Skip to content

Configuration

OPAL can be configured through command-line arguments, environment variables, and parser-specific options.

Command-Line Arguments

Required Arguments

  • --url: The base URL to scrape
  • --parser: The parser to use (Parser1819, ParserDailyNews, court)

Optional Arguments

  • --suffix: URL suffix for news articles (default: '')
  • --max_pages: Maximum number of pages to scrape (default: 5)
  • --output: Output file path (default: opal_output.json)
  • --log-level: Logging level (DEBUG, INFO, WARNING, ERROR)

Parser-Specific Configuration

News Parsers (Parser1819, ParserDailyNews)

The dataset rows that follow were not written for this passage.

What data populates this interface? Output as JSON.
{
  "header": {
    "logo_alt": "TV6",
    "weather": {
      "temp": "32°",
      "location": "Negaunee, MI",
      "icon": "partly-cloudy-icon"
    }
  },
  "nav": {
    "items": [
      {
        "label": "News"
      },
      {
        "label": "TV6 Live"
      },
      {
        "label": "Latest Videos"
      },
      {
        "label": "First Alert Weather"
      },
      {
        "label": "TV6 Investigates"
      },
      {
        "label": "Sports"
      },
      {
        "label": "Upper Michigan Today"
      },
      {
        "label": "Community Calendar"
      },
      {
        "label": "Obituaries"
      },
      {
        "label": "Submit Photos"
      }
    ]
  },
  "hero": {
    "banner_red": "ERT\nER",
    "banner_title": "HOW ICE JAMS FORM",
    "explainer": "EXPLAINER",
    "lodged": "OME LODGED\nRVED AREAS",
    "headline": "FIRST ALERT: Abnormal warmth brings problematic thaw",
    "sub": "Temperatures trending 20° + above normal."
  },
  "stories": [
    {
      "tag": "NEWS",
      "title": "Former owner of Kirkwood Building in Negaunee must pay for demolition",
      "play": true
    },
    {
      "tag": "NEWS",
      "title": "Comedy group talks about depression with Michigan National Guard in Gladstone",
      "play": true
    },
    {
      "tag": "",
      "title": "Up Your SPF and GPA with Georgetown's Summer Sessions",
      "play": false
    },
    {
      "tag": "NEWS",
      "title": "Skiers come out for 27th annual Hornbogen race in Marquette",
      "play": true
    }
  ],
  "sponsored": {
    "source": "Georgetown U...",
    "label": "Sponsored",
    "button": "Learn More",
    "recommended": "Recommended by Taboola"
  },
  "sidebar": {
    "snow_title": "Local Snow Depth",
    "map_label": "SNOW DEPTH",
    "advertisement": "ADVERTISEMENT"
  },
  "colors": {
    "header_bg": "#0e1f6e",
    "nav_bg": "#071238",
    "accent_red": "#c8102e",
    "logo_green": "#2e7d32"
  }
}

  • Require --suffix parameter for article URLs
  • Support pagination with --max_pages

Court Parser (ParserAppealsAL)

Basic configuration: - Automatically handles Chrome WebDriver setup - Processes all available court cases - No pagination parameters needed

Advanced configuration options: - headless (bool): Run browser in headless mode (default: True) - rate_limit_seconds (int): Delay between requests (default: 3)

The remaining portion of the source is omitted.